Argentina inicia retomada do crescimento econômico

A Argentina ensaia a retomada do crescimento econômico, após anos de instabilidade em que inflação e fragilidade do câmbio corroeram parte da massa salarial e das reservas daquele país. A afirmação é do economista Andrés Ferrari, especialista no modelo econômico argentino.

Ele lembrou também que a situação complicou-se ainda mais devido à falta de políticas que deveriam fortalecer o setor produtivo e a a insolvência da balança de pagamentos. "Isso levou a uma expansão das empresas estrangeiras, que, no final da última década, representavam 90% das empresas na Argentina", disse, durante seminário que expôs as trajetórias de desenvolvimento de 10 países de diversas partes do mundo, realizado pelo Instituto de Pesquisa Econômica Aplicada (IPEA), em Brasília.

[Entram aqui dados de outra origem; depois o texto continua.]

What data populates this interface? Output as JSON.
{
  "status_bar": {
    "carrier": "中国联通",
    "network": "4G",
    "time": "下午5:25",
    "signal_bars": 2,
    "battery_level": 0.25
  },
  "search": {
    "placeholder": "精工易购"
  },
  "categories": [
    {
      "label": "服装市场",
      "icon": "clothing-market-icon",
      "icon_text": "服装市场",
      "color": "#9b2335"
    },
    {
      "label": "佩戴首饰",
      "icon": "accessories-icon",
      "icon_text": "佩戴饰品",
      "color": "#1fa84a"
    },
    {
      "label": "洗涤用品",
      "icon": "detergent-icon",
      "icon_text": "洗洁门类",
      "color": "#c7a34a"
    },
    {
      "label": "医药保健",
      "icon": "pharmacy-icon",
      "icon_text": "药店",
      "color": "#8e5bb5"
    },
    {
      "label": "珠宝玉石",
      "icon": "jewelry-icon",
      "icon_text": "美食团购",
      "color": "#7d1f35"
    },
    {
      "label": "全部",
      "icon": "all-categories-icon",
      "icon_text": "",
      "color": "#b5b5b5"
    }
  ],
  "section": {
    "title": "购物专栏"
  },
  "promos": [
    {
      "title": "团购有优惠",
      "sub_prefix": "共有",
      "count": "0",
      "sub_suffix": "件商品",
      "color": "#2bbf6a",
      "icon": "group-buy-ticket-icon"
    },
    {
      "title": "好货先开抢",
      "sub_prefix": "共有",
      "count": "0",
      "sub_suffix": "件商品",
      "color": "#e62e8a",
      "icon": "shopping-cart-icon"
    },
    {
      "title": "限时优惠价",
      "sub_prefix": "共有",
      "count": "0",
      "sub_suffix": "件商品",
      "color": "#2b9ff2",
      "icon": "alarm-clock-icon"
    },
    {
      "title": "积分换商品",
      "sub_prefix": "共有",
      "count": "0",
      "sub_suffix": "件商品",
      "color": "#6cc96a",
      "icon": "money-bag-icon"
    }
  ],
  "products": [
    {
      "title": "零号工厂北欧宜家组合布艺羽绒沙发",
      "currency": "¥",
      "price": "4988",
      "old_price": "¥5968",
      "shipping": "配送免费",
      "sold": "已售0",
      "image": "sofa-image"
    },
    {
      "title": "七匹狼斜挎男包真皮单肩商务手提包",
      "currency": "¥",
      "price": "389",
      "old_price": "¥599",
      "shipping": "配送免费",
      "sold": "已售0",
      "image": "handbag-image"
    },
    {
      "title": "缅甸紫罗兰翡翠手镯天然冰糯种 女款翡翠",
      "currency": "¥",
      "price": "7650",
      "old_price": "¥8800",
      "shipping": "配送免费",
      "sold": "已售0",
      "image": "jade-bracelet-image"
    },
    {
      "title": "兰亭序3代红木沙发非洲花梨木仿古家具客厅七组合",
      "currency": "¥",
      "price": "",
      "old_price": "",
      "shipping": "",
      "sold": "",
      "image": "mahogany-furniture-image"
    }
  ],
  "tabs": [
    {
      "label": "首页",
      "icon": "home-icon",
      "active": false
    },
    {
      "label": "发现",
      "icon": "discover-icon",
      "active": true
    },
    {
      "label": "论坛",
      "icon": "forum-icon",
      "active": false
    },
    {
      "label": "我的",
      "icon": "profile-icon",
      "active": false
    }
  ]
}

O economista lembrou que os problemas argentinos se agravaram com a crise de 1999, quando o país enfrentou uma onda de desemprego e de falta de moeda. "Até aquele momento, a economia argentina registrava taxas de desemprego que variavam de 5% a 6%, quando não enfrentava uma crise.

De uma hora para outra, saltou para algo em torno de 16% a 17%", contou. Também cresceu o emprego informal e os clubes de troca, em que os trabalhadores utilizam as mercadorias que produzem como moeda de troca. "Era uma época em que o governo comprava dólar para emitir moeda. E os trabalhadores não tinham acesso à ela. Foi quando explodiu o movimento dos clubes de troca, que já vinha se fortalecendo desde o início da década de 1990, mas que só se tornou grave em 2002", relembra.